Smoky conditions are due to controlled burn in forest
Published: Saturday, January 9, 2010 at 9:29 p.m.
Last Modified: Saturday, January 9, 2010 at 9:29 p.m.
The smoke that blew into Alachua County and other parts of North Central Florida Saturday was from a controlled burn in the Osceola National Forest in Columbia and Baker counties and posed no danger, according to the Florida Division of Forestry.
Saturday's controlled burn was one of several in the Osceola and Ocala national forests recently that have alarmed some residents in affected areas, prompting them to call out local fire agencies unnecessarily.
More prescribed burning on woodlands can be expected because the cool, dry conditions are ideal for controlled burns, said Ludie Bond, a wildfire mitigation specialist with the Florida Division of Forestry.

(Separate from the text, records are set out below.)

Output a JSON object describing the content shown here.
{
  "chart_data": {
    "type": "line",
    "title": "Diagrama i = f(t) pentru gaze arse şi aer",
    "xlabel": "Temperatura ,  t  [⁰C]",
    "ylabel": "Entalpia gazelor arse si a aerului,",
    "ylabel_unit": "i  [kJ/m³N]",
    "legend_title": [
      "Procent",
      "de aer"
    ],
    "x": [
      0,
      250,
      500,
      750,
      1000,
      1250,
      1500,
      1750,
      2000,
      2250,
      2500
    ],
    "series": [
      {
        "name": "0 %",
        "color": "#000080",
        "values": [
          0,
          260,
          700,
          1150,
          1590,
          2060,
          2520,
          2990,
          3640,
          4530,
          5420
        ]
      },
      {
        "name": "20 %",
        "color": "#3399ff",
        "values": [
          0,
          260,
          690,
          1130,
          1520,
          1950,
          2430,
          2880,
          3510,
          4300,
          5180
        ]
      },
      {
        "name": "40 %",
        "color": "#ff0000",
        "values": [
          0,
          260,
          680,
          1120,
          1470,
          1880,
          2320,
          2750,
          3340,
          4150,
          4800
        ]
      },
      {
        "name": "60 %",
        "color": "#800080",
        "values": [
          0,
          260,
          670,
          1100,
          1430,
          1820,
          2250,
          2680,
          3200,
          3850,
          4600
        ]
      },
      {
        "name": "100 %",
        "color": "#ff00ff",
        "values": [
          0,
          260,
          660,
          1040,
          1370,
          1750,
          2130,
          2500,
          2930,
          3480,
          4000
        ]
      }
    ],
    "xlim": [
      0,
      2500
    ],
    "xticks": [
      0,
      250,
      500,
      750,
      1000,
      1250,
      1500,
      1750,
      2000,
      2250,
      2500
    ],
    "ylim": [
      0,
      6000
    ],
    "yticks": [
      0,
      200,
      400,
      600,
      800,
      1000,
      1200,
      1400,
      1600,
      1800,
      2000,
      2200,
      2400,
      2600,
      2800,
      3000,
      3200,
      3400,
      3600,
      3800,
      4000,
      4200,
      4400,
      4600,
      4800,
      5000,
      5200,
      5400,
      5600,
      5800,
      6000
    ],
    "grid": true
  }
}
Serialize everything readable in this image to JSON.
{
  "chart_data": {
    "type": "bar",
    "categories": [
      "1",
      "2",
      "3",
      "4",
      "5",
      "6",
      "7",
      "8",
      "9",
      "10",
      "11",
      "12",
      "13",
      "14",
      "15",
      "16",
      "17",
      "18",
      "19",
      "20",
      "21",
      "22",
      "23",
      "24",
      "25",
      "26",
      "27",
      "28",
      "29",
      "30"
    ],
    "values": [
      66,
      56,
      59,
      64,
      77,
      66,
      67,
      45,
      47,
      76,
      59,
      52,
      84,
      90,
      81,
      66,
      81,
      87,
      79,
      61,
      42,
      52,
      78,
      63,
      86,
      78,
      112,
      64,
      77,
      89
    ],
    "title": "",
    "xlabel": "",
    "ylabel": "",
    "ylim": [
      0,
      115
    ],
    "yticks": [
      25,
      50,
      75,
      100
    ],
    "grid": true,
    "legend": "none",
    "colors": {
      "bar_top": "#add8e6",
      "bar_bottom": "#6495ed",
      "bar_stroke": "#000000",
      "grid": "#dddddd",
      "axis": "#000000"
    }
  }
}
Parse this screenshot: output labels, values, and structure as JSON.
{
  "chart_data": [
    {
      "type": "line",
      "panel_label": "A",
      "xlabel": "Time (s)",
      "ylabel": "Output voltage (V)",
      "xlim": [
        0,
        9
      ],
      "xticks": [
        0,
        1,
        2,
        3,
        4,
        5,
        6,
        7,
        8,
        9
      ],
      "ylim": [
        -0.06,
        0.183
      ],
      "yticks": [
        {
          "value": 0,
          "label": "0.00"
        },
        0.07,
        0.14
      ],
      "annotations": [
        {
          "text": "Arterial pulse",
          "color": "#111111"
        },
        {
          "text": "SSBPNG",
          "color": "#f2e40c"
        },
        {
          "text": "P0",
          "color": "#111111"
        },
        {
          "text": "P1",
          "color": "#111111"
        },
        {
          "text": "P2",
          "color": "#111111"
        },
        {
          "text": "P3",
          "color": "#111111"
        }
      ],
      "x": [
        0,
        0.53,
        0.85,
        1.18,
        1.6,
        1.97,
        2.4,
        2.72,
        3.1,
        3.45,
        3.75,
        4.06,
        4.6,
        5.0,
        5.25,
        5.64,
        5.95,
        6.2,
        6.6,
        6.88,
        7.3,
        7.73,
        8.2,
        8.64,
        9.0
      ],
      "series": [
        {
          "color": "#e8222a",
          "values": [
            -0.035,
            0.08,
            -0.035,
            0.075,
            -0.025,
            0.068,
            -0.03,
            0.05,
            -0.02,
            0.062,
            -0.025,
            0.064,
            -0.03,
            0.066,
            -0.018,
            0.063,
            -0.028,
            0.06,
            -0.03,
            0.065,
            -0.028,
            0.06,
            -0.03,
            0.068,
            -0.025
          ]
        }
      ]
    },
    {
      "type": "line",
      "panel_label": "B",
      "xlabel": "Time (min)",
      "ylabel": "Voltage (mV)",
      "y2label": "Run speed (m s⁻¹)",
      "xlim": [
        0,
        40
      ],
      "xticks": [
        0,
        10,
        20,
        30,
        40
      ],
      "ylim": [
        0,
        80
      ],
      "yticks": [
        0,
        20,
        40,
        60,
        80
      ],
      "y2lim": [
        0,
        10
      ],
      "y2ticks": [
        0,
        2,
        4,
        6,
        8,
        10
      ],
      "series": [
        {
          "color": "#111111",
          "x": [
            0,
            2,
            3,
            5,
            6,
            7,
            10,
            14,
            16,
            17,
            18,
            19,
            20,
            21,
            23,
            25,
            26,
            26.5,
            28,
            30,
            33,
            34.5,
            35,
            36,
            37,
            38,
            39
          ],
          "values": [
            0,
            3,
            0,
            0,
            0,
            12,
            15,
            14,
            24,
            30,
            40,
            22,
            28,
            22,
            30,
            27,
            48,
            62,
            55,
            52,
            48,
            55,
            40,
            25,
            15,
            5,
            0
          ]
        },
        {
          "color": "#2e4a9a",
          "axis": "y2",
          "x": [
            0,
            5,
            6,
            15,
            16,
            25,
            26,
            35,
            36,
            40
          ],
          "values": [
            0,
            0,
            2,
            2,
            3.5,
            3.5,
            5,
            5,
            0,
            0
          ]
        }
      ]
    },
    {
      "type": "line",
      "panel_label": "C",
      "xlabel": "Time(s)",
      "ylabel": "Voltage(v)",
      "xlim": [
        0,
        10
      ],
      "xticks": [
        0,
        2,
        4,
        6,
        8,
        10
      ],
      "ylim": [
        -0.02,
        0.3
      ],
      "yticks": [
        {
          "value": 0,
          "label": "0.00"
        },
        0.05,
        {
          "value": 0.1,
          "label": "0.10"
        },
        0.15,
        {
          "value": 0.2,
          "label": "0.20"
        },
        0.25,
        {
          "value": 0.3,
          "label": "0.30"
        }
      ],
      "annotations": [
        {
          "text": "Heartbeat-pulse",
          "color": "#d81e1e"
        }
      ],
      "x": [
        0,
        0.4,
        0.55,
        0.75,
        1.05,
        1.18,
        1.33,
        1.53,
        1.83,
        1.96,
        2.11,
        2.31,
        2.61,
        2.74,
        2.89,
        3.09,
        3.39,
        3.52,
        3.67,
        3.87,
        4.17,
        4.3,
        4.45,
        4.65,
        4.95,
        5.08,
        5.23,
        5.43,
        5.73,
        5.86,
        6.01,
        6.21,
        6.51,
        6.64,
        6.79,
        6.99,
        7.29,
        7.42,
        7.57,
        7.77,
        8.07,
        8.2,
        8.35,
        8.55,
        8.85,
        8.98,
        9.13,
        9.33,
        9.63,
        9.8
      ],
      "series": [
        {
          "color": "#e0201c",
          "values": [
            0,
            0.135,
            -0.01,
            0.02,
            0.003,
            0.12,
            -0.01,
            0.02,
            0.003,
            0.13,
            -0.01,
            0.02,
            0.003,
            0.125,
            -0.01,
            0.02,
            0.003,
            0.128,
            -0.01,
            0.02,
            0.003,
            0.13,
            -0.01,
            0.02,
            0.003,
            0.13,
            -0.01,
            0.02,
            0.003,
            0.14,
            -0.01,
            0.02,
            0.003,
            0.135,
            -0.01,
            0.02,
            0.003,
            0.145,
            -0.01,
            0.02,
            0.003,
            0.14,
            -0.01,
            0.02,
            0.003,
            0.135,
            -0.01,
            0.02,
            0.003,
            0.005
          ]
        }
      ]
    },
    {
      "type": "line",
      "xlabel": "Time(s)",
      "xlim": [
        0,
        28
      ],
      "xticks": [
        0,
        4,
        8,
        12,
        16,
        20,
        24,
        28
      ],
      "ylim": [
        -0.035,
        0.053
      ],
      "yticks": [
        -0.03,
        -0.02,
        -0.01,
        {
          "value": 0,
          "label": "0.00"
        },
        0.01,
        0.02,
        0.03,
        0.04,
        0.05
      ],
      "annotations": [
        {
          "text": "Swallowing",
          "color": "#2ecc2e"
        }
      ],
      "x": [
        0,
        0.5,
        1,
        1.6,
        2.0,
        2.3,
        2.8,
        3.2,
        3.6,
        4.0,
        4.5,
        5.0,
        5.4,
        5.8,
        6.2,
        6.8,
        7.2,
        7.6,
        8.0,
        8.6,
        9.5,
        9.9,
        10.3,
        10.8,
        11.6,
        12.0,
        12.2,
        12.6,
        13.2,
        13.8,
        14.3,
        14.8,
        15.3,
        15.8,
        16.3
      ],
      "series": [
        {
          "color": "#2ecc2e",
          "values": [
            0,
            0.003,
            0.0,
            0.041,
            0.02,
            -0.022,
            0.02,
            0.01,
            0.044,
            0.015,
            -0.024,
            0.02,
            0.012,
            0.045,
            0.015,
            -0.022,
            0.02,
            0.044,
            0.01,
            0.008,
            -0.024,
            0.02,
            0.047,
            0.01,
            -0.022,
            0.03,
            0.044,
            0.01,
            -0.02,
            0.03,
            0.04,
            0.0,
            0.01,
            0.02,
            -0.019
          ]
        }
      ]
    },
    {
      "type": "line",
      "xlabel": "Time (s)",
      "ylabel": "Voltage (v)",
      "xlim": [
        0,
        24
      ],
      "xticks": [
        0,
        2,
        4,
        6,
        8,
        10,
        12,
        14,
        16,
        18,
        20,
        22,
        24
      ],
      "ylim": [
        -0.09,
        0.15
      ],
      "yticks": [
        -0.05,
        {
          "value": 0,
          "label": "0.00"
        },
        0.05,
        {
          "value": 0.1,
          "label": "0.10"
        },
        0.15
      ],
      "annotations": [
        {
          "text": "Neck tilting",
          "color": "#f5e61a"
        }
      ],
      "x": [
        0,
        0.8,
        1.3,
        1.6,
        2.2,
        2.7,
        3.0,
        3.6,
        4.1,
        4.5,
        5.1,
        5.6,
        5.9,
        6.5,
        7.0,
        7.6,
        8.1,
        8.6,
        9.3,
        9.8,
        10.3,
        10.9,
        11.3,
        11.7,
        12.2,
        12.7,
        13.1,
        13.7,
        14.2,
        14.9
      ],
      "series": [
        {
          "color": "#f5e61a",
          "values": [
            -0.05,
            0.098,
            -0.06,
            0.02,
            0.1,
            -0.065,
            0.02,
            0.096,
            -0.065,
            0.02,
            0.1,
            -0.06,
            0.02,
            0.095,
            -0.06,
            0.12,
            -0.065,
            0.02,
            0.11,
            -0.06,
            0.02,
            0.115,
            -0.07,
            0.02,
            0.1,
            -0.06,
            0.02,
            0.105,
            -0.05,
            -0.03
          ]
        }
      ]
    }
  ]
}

"The last three days, Osceola has been burning some very large plots. The Ocala National Forest on Thursday burnt 1,600 acres," Bond said. "The challenge it presents is that when residents call 911 and complain about smoke, we have to respond when there is a concern."
Prescribed burning is typically done in the cooler months because vegetation is in a dormant stage. The burning rids forests of vegetation that can become fuel for uncontrolled burns. The burning also improves the ecological health of the land.
But the cold, dry weather also makes wild grass and brush fires more likely.
"It's confusing for the general public. What people need to know is that on a day-to-day basis, we are authorizing burns given the weather conditions and people who are doing it are experienced, certified burners," Bond said.